Parfois, je n’ai pas le choix. Je suis obligée de dépenser de la thune pour me nourrir. Je ne peux pas toujours me faire inviter ou vivre aux crochets de mon entourage. Ça me soule de devoir dépenser de l’argent pour quelques choses d’aussi banal que de la bouffe, mais entre vivre et mourir, je crois que choix est vite fait. Et puis, mourir de faim, ça n’a pas l’air d’être la meilleure fin pour une soi-disant récurrence de divinité.
Le casque sur les oreilles pour me couper du monde je suis aux rayons frais des fruits et légumes quand une petite vieille m’aborde pour je ne sais quoi. Mamie ! Est-ce que je n’ai pas l’air de la personne la moins intéressée du monde par tes soucis pour choisir un melon importé d’un pays du Tiers-Monde là ? Ça ne se voit pas sur ma tête que je n’ai pas envie de parler avec les gens ? Je ne veux pas sociabiliser avec toi mamie !
Bon. Je pense tout ça fortement, mais j’aide quand même la vieille à choisir son melon, à le peser parce que ces crevards de la grande distribution nous prennent pour des cons, à nous vendre au truc au poids plutôt qu’à la pièce. Mamie s’éloigne en me remerciant et j’affiche un grand sourire de façade prête à remettre mon casque sur mes oreilles. Je suis en train d’effectuer le geste quand j’entends une dame dans le rayon poissonnerie non loin dire un truc à propos de poisson d’élevage et qu’on ne peut pas dire que c’est dégueu. Ben si madame ! On peut dire que ces trucs-là, qui sont nourris avec de la farine d’animaux malades et pleins d’antibiotiques, c’est dégueulasse ! Et pas besoin de le gouter pour le savoir ! Non, mais, n’importe quoi le discours maternaliste de mes deux. Elle s’est prise pour la daronne de qui ?

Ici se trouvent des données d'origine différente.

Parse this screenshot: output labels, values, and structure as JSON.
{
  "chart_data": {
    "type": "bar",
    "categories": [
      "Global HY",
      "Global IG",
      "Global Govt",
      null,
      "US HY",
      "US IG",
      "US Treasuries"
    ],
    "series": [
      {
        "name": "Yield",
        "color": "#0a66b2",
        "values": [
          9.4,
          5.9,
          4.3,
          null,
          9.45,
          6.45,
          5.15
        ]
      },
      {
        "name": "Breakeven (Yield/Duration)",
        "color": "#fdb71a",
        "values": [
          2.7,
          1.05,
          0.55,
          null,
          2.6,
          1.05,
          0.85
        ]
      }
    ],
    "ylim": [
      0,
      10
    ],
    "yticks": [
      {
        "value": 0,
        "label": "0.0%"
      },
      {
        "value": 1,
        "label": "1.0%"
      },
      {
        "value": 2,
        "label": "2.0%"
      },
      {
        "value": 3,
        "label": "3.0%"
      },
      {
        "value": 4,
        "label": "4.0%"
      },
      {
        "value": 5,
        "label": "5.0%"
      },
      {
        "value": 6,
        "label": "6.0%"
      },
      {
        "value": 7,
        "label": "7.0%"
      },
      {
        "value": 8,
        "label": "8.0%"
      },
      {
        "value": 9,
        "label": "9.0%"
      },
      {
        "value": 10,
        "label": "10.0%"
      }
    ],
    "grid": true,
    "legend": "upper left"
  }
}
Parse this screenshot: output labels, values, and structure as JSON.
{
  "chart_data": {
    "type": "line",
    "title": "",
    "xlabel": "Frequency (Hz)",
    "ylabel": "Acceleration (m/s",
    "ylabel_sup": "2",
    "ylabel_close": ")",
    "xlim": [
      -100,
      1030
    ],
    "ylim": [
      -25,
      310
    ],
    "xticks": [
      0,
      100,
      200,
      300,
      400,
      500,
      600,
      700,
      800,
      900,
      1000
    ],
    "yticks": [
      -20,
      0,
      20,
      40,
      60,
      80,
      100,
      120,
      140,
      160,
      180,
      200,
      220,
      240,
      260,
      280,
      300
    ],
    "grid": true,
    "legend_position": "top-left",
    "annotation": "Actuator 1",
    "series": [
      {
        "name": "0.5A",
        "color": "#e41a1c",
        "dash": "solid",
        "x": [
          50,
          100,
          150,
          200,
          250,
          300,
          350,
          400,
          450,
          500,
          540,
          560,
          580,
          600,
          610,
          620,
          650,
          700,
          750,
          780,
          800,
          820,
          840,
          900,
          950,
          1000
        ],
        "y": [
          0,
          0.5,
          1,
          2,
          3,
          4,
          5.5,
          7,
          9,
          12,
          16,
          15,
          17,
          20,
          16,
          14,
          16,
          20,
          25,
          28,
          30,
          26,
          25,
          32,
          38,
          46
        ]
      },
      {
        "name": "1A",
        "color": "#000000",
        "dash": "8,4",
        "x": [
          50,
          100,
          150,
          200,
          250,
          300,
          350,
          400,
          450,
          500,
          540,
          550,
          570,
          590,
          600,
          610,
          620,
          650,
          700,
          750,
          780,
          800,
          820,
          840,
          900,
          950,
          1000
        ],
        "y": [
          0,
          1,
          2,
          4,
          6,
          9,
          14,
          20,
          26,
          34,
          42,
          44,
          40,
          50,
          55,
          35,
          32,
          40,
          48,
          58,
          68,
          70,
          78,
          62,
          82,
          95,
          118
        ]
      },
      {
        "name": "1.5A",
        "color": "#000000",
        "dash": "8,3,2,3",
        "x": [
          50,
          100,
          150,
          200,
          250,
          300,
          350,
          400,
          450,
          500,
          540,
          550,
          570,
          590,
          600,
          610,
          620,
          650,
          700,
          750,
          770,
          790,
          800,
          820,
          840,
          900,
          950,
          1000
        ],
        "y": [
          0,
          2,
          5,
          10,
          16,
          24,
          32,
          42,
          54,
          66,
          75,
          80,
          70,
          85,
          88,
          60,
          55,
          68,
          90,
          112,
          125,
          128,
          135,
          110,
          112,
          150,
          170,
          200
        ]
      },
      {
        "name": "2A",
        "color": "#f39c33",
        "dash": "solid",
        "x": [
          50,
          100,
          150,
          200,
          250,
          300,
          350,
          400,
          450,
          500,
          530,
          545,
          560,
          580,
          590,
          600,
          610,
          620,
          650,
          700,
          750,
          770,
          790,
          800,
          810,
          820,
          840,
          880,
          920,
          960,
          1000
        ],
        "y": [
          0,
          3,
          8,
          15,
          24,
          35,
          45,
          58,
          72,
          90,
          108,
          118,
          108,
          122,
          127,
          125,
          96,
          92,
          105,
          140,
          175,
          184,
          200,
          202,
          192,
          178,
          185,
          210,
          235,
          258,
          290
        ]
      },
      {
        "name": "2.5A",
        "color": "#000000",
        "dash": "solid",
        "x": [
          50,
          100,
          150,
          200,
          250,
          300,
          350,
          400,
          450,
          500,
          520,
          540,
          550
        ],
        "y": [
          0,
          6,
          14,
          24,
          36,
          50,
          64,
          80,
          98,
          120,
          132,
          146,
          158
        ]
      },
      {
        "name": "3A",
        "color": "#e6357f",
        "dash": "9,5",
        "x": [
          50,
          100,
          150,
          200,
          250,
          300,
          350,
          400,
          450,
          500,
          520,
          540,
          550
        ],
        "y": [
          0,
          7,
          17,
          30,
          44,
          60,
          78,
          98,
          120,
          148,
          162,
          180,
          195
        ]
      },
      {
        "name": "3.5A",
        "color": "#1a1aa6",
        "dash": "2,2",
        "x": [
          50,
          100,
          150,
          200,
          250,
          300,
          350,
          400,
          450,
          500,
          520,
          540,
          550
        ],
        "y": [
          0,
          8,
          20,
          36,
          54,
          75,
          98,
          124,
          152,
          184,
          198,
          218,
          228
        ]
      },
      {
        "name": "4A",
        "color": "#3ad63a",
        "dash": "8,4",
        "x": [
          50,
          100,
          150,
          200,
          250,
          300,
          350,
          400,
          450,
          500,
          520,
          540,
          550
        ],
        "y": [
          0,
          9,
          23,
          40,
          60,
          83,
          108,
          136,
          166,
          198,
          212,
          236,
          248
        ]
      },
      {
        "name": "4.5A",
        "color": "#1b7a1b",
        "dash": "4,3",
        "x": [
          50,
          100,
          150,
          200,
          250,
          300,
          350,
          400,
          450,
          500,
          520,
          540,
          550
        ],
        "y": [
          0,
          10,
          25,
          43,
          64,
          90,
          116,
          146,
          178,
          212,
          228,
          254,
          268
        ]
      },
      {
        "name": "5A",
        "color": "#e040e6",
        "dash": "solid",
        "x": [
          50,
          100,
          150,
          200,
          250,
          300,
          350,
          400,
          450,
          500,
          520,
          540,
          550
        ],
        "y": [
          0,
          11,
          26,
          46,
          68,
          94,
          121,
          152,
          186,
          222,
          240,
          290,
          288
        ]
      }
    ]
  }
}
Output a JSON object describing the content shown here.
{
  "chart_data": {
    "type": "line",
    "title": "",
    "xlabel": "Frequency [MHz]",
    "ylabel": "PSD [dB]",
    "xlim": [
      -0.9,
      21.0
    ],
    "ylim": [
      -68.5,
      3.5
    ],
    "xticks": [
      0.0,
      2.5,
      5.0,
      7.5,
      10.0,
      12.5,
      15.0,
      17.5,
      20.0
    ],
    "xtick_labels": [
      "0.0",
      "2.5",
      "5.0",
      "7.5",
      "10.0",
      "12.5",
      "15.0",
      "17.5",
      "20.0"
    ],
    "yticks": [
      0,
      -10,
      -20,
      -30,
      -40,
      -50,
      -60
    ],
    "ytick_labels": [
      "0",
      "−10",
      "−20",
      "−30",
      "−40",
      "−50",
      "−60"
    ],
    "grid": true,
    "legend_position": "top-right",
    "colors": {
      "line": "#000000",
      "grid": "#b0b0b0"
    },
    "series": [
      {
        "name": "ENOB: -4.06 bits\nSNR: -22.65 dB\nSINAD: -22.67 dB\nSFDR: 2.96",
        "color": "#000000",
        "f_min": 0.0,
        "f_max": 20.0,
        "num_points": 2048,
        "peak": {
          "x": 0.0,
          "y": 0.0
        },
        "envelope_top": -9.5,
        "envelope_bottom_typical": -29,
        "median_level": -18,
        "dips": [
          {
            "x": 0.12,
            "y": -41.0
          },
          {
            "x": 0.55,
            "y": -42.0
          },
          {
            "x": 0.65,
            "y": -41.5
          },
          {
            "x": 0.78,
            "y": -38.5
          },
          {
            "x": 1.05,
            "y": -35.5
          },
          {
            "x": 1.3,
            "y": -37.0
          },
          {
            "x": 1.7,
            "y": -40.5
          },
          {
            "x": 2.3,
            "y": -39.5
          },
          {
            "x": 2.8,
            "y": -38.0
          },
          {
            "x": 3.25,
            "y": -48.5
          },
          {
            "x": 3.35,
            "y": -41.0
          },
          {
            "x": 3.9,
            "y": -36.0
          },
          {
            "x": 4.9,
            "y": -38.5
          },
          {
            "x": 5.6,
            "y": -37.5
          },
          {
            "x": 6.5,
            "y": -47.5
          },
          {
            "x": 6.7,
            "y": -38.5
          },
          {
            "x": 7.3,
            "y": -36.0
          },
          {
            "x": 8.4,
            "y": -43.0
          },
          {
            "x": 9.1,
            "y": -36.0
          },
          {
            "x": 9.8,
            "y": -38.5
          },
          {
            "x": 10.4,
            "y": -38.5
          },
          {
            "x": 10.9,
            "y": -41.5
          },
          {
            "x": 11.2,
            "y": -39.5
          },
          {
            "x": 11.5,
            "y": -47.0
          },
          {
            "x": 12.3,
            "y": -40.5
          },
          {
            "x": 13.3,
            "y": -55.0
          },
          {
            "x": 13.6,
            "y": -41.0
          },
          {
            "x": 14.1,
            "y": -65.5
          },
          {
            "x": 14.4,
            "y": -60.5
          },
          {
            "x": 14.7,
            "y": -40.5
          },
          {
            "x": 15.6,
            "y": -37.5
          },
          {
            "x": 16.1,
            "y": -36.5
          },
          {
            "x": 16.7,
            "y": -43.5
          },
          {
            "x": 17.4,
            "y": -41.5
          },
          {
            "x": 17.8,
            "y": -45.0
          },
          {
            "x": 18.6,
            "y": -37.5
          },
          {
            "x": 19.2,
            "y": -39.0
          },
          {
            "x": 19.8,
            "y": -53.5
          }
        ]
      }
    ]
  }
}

Je fais le tour des légumes verts pour voir la scène au moment où le client à qui elle parlait se met à hurler non après qu’elle ait essayé de lui foutre un blini au tarama dans le gosier de force. Le client tente de s’enfuir et fait le tour de la table de la poissonnière, vendeuse, ou je ne sais trop quoi si bien que j’arrive à voir maintenant la tête du fameux client en face de moi. Bordel de merde ! C’est l’autre creep de la piscine ! Celui qui essaie toujours d’entrer sans payer et qui en plus m’insulte comme si j’étais sa copine de toujours. Quelle tête de con celui-là, je vous jure. N’empêche que je comprends son désarroi. Il n’y a pas moyen que je bouffe un truc rose comme ça. D’ailleurs, quand elle tente de lui faire manger de force, je vois rouge. On ne force pas les gens à bouffer de la merde rose sérieux ! Même si ces « gens » c’est un con. Voilà maintenant il lui lance ses toasts. Bien fait ! N’empêche, je ne suis toujours pas calmé.
Je m’avance et évite un morceau de pain et attire l’attention de la poissonnière et de son plateau. J’en prends un ou deux sur son plateau. Elle sourit croyant que je veux gouter, mais je les écrase directement sur ses lèvres. Devant son regard choqué, je lance alors : «
Ben vous voyez que c’n’est pas cool de forcer les gens ! » La poissonnière rougit et écarquille les yeux ; les miens se posent sur l’énergumène de la piscine : «
Et toi. Faut toujours qu’on te remarque où que t’ailles on dirait. » Toujours à faire des scandales ce mec.